We’ll see in nine years if Congress follows through on paying for the change. But that’s a long time to wait for a budget offset.

Crisis Averted, Congress Should Pursue Debt Limit Reform

Although Congress finally took action on the debt limit last week, the legislative hypocrisy on display fed public cynicism and underscored the need for debt limit reforms.

The fundamental problem is that Congress only considers a debt limit increase after it has already made the tax and spending decisions that require more borrowing. This encourages lawmakers to make irresponsible fiscal decisions and then declare themselves shocked and blameless as far as the growing debt is concerned.

Lawmakers also have decided that it sounds better to “suspend” the debt limit than to “raise” it, so technically they are merely suspending it until the Ides of March next year. But the effect is the same.

The final votes for a “clean” measure – one with no extraneous provisions – were 221-201 in the House and 55-43 in the Senate.

Traditionally, the party that does not hold the White House tries to pretend the debt is just the President’s problem. The party holding the White House vigorously objects, and there is finger-pointing all around.
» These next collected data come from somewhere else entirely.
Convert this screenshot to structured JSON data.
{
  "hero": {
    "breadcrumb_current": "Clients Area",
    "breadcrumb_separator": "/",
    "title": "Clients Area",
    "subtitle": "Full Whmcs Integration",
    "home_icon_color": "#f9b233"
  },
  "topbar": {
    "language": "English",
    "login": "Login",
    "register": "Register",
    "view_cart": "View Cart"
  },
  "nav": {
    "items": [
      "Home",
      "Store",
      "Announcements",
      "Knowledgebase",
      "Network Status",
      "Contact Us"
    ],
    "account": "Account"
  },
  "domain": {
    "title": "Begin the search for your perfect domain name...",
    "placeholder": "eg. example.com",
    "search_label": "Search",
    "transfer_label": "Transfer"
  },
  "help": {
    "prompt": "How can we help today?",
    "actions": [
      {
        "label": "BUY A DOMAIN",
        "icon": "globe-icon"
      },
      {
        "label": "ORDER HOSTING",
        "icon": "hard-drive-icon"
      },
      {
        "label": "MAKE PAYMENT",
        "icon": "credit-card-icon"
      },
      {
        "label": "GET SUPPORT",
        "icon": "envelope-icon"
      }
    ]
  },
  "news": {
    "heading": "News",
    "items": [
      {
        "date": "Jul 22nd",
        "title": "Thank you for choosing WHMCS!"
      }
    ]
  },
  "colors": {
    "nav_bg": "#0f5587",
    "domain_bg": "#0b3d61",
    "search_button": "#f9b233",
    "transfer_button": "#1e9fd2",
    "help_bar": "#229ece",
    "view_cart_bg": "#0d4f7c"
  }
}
We’ve just witnessed a textbook example.

Last month bipartisan majorities in the House and Senate passed a $1.1 trillion spending bill for this fiscal year. Yet last week most Republicans in the House and all of them in the Senate voted against suspending the debt limit, tut-tutting that the government was just spending too much money.
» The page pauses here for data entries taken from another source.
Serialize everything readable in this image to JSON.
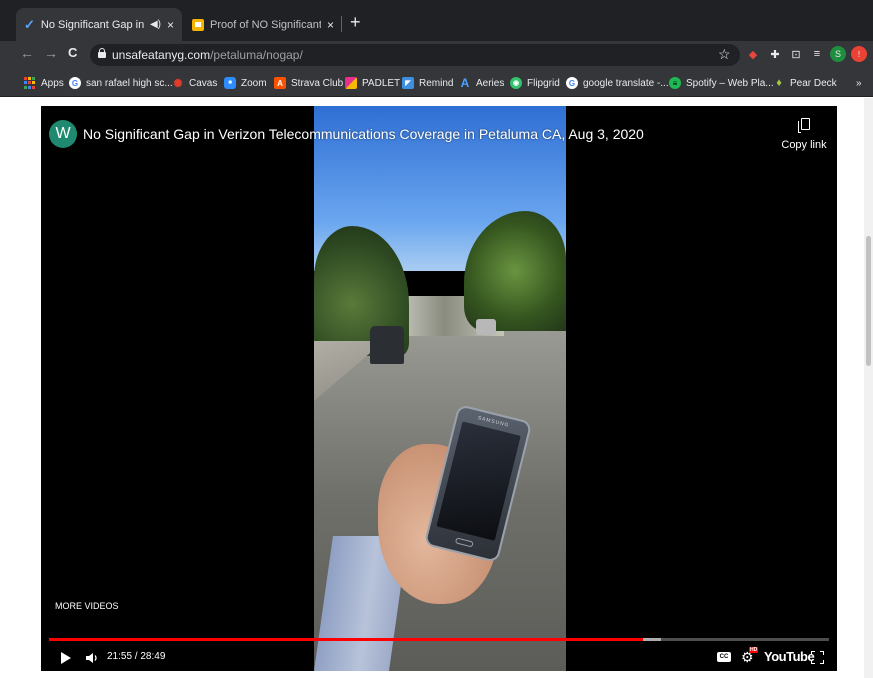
{
  "tabs": [
    {
      "title": "No Significant Gap in Veriz",
      "favicon": "checkmark-icon",
      "audio": true,
      "close": "×"
    },
    {
      "title": "Proof of NO Significant Gap of",
      "favicon": "slides-icon",
      "close": "×"
    }
  ],
  "new_tab": "+",
  "toolbar": {
    "back": "←",
    "forward": "→",
    "reload": "C",
    "url_domain": "unsafeatanyg.com",
    "url_path": "/petaluma/nogap/",
    "star": "☆",
    "profile": "S"
  },
  "bookmarks": [
    {
      "label": "Apps",
      "icon": "apps-grid-icon"
    },
    {
      "label": "san rafael high sc...",
      "icon": "google-icon",
      "color": "#ffffff",
      "glyph": "G"
    },
    {
      "label": "Cavas",
      "icon": "canvas-icon",
      "color": "#e13c2c",
      "glyph": "✺"
    },
    {
      "label": "Zoom",
      "icon": "zoom-icon",
      "color": "#2d8cff",
      "glyph": "■"
    },
    {
      "label": "Strava Club",
      "icon": "strava-icon",
      "color": "#fc5200",
      "glyph": "A"
    },
    {
      "label": "PADLET",
      "icon": "padlet-icon",
      "color": "#e8308a",
      "glyph": "▚"
    },
    {
      "label": "Remind",
      "icon": "remind-icon",
      "color": "#3d8fe0",
      "glyph": "◤"
    },
    {
      "label": "Aeries",
      "icon": "aeries-icon",
      "color": "#35363a",
      "glyph": "A"
    },
    {
      "label": "Flipgrid",
      "icon": "flipgrid-icon",
      "color": "#31c46c",
      "glyph": "◉"
    },
    {
      "label": "google translate -...",
      "icon": "google-icon",
      "color": "#ffffff",
      "glyph": "G"
    },
    {
      "label": "Spotify – Web Pla...",
      "icon": "spotify-icon",
      "color": "#1db954",
      "glyph": "≡"
    },
    {
      "label": "Pear Deck",
      "icon": "pear-deck-icon",
      "color": "#a2c845",
      "glyph": "♦"
    }
  ],
  "bookmarks_overflow": "»",
  "video": {
    "channel_initial": "W",
    "title": "No Significant Gap in Verizon Telecommunications Coverage in Petaluma CA, Aug 3, 2020",
    "copy_link": "Copy link",
    "more_videos": "MORE VIDEOS",
    "time": "21:55 / 28:49",
    "played_fraction": 0.762,
    "loaded_fraction": 0.785,
    "phone_brand": "SAMSUNG",
    "cc": "CC",
    "hd": "HD",
    "logo": "YouTube"
  },
  "colors": {
    "progress_played": "#ff0000",
    "chrome_dark": "#202124",
    "chrome_toolbar": "#35363a",
    "channel_avatar": "#1f8a6f"
  }
}
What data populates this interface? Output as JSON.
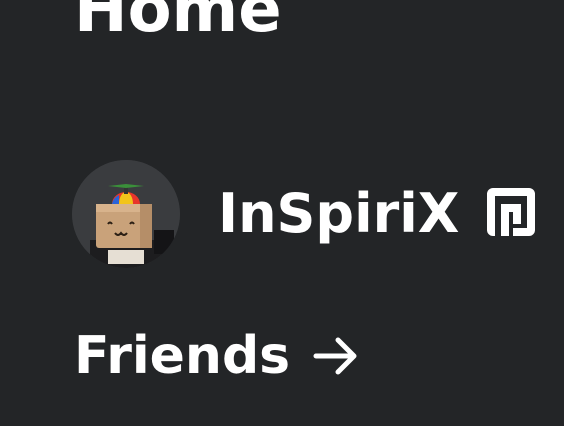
{
  "header": {
    "title": "Home"
  },
  "profile": {
    "username": "InSpiriX",
    "avatar_icon": "avatar-image",
    "badge_icon": "premium-icon"
  },
  "friends": {
    "label": "Friends",
    "arrow_icon": "arrow-right-icon"
  },
  "colors": {
    "background": "#232527",
    "text": "#ffffff",
    "avatar_bg": "#3a3c3f"
  }
}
The Concord Coalition has called for debt limit reforms. Ideally, increases in the limit should be better aligned with tax and spending decisions, and tied to some relevant standard such as the growth of the U.S. economy.

 

Two-Year Budget Cycle Could Improve Oversight

The House Budget Committee last week approved a bill on a bipartisan 22-10 vote that would switch the annual congressional budget process to a biennial (two-year) cycle.

The legislation, introduced by Rep. Reid Ribble (R-Wisc.), a committee member, has attracted 100 co-sponsors, roughly a third of whom are Democrats.

Ideally, biennial budgeting would help Congress improve its allocation and oversight of discretionary spending, which makes up a third of the budget.

Congress is already using a biennial budget cycle of sorts. Late last year, the Ryan-Murray budget agreement set top-line spending numbers for Fiscal 2014 and 2015. With the recent congressional approval of spending plans for this year, appropriators now have opportunity to move forward quickly on 2015 legislation.

While process reform is no substitute for a long-term fiscal sustainability plan, biennial budgeting would be an important step in the right direction.

High and Rising Debt Keeps U.S. Future at Risk

Although Congress recently completed its budget process for this fiscal year and took action to avoid another federal debt crisis, Washington has again postponed action on the larger challenge of long-term fiscal sustainability.

“Our nation’s future remains at risk,” warns Paul Hansen, western states regional director for The Concord Coalition, in an op-ed this week in the Casper Star-Tribune. “While the annual deficit is down, the total federal debt is very high by historical standards and is projected to continue climbing – pushing the government’s interest payments upwards as well.”

Yet Congress has done little to address the major drivers of the large deficits projected within a few years, including rapidly growing social programs and subsidies embedded in the complex tax code.

“The math of fiscal reform is politically difficult for elected officials in both parties,” Hansen says. “They will need to tell fervent partisans, on the right and the left, that they cannot have something for nothing.”